As your code shown in question, it print out first 100000 prime numbers, so how primes to work?

Firstly, for generating the first prime number, it is simple, just first element of the list:

2 : filter ((==1) ...

that is 2 , and for the next one, we need to apply primeFactors function as

primeFactors 3 = factor 3 primes

and now may confuse someone who new to Haskell, how to evaluate the primes in above expression? the answer is that, it is just a list with elements as [2,...] , thanks to lazy evaluation, now, we don't need to evaluate all the prime numbers of list generated by primes function. we just need to evaluate next one and look and see what happen. So, we get 2 , and the above expression become:

 primeFactors 3 = factor 3 [2,..]

and

factor 3 (2:ps) | 2 * 2 > 3 = [3]

So, primeFactors 3 retrun [3]

and, so

2: filter ((==1) . length . primeFactors) 3 = [2,3]

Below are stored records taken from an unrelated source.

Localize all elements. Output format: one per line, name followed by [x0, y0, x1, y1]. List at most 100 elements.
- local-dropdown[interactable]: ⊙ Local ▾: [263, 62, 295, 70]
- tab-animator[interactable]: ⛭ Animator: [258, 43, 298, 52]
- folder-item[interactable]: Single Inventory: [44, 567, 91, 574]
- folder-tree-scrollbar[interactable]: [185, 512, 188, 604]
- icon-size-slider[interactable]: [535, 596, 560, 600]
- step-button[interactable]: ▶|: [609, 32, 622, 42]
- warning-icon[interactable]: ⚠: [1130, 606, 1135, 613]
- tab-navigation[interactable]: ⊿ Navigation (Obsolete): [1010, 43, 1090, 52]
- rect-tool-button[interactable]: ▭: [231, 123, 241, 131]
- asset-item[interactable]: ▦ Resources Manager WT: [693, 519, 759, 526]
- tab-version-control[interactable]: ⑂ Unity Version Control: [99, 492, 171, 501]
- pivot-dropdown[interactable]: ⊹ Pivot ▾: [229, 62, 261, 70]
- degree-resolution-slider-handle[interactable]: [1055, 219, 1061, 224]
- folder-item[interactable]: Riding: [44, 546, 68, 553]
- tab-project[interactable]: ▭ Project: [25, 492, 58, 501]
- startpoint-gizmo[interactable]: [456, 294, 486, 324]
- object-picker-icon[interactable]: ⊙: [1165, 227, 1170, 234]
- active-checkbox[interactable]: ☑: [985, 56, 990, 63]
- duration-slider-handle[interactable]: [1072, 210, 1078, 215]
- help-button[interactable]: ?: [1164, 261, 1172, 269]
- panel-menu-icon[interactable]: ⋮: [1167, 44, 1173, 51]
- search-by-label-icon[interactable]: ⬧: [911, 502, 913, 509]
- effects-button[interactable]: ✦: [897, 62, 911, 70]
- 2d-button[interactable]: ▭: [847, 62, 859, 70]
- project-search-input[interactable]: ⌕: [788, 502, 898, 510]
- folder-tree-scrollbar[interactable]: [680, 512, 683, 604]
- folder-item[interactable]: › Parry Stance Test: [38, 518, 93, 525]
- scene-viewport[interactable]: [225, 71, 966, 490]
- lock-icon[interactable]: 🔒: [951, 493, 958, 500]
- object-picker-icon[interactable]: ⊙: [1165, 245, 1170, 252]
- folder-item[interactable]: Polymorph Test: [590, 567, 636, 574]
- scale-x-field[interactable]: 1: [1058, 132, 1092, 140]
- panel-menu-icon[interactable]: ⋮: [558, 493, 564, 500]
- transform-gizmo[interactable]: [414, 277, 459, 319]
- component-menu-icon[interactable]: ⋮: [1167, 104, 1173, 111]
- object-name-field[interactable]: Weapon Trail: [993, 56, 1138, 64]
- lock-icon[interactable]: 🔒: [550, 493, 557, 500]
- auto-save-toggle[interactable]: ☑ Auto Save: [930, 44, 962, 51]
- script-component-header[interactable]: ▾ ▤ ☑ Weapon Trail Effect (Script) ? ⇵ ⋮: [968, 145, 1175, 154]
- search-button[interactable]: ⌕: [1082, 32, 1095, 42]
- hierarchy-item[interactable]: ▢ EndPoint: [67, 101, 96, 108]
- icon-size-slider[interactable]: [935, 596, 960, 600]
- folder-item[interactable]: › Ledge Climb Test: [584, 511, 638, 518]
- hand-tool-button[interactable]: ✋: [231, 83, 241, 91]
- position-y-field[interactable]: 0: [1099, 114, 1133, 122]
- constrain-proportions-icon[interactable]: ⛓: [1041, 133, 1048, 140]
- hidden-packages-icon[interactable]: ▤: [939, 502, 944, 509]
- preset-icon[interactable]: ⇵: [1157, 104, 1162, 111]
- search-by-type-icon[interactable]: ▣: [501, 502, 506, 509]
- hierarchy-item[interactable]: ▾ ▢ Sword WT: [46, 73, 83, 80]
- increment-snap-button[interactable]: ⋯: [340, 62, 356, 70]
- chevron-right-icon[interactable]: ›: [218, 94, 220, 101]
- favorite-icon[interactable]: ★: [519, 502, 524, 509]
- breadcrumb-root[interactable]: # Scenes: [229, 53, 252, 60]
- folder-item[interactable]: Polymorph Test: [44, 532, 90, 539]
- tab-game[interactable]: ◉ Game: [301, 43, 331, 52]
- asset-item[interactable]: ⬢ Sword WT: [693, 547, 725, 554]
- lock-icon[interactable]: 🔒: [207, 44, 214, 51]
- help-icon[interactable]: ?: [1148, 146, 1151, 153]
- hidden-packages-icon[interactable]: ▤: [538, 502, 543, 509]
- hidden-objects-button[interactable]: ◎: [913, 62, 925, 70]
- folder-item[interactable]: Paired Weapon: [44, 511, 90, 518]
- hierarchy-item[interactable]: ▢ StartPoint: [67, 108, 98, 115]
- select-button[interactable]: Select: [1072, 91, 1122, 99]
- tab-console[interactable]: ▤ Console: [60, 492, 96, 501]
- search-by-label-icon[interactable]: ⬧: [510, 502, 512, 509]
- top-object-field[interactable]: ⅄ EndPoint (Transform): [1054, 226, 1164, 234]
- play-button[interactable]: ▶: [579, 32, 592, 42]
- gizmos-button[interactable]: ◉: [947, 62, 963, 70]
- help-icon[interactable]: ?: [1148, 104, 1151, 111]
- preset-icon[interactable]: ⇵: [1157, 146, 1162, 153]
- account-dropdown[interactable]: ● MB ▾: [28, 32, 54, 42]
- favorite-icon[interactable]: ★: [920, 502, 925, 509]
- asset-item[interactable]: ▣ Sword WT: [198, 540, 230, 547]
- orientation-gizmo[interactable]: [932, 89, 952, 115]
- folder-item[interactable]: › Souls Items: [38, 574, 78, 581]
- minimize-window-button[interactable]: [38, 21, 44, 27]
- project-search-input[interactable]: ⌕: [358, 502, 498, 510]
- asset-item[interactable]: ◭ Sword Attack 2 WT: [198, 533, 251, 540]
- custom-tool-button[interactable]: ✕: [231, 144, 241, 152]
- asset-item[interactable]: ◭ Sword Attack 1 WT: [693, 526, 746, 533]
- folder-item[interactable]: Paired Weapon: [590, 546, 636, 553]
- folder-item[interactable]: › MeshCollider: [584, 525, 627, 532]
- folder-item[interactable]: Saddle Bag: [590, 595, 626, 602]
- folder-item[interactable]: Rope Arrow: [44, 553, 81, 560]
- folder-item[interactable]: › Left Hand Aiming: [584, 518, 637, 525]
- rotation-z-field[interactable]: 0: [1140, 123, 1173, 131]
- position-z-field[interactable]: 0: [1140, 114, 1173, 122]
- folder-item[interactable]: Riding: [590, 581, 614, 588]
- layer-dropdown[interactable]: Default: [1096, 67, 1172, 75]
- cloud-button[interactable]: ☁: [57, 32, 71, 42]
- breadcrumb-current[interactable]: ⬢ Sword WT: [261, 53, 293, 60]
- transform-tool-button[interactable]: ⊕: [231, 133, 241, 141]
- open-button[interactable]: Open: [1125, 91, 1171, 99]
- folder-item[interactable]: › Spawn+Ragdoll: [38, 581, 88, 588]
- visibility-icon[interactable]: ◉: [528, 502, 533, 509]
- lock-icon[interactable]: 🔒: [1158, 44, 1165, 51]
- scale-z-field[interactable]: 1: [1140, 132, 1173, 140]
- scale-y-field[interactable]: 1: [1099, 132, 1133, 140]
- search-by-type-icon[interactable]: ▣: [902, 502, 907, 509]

we now successfully generate 2 prime numbers, but we need 100000, and how about next? Obviously, we apply 5 to below expression:

2: filter ((==1) . length . primeFactors) 5

repeats the procedure as above:

primeFactors 5 = factor 5 [2,3,..]

and this time we have 2 elements in the list:

factor 5 [2,3..]

and

factor 5 [2,3..] | otherwise = factor 5 [3,...]

and

factor 5 [3,...] | 3 * 3 > 5 = [5]

and repeat again and again till to generate 100000 prime numbers, and again, due to lazy evaluation, we don't need 100001 prime number, so the computation stop and print out the result.